Subsequently, Reece Hodge has been cited for the tackle by Scottish citing Commissioner John Montgomery and will appear before an independent judicial committee chaired by Nigel Hampton, QC (New Zealand), former international coach Frank Hadden (Scotland) and former referee José Luis Rolandi (Argentina) on Wednesday in Tokyo.


A high profile blunder by the match officials so early in the World Cup is a blow for World Rugby. In real time, it is understandable that the referee did not realize the tackle was a dangerous one; Peceli Yato is a huge man and Reece Hodge was sent sprawling backwards after making the tackle. However, when slowed down, it is clear that Hodge hasn't used his arms in the tackle and has made contact with Yato's head. The match officials had the technology to play the tackle in slow motion from several angles and it is clear the television match official should have asked the referee to review it. Quite simply, they got it wrong.

At least World Rugby has recognized this mistake by citing Hodge. Some may argue such a citing is akin to shutting the stable door after the horse has bolted. However, World Rugby has the chance to set a precedent which will crystalize their high tackle directives. As such, I think it likely Hodge will get a ban meaning he will miss Australia's crucial clash with Wales on Sunday.

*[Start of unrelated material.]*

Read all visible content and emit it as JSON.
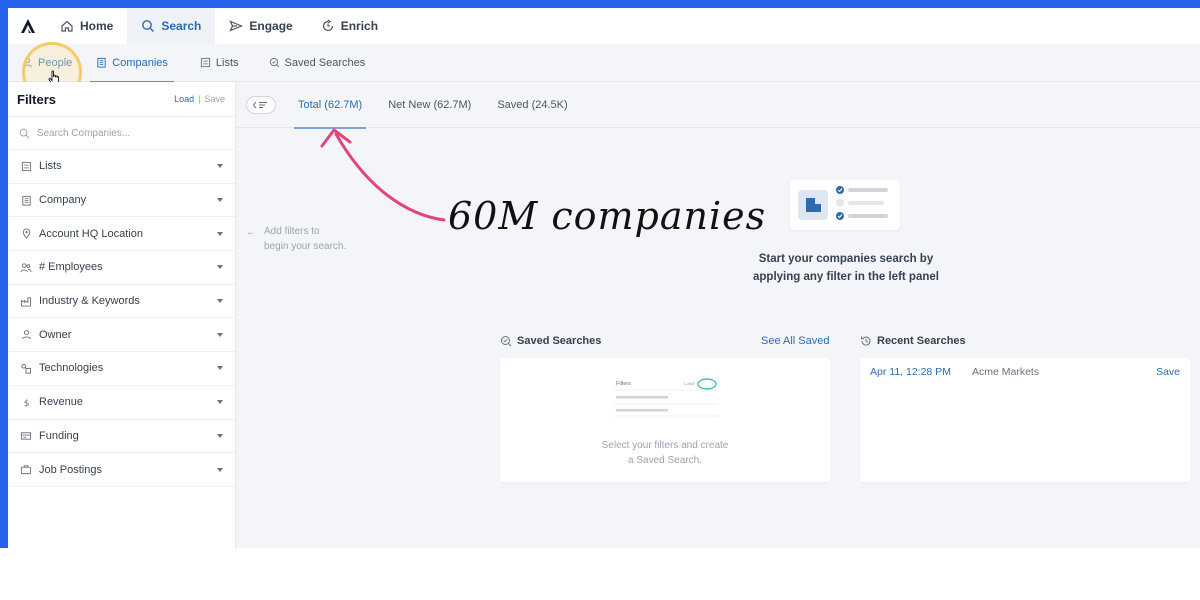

This will be little consolation to Fiji who were the better side before Yato was forced off and, if Hodge had received a red card for his tackle, Australia may not have been able to fight back with 14 men. Fiji now have an uphill struggle to qualify out of Pool D and it is likely Yato may miss their next fixture against Uruguay on Wednesday. 

 As a linked aside, World Rugby's use of legal practitioners and judges on their Disciplinary Committee, alongside ex-players, coaches and referees, gives their disciplinary process gravitas and independence. According to World Rugby Regulation 17, all Disciplinary Committees must have a Chairman or Judicial Officer who is a senior legal practitioner of at least seven years standing, or a serving or retired judge, who shall have previous experience in rugby disciplinary proceedings and an in-depth knowledge of the Game. This legal understanding on all Disciplinary Committees ensures World Rugby's Regulations and Directives are given effect and means there is consistency in decisions.

Author's Update: 

Since publishing this article, World Rugby have castigated the match officials' performances in the opening games of the World Cup in an unprecedented statement.  The statement reads "the match officials team recognise that performances were not consistently of the standards set by World Rugby and themselves" but also states World Rugby are confident the officiating will improve moving forward.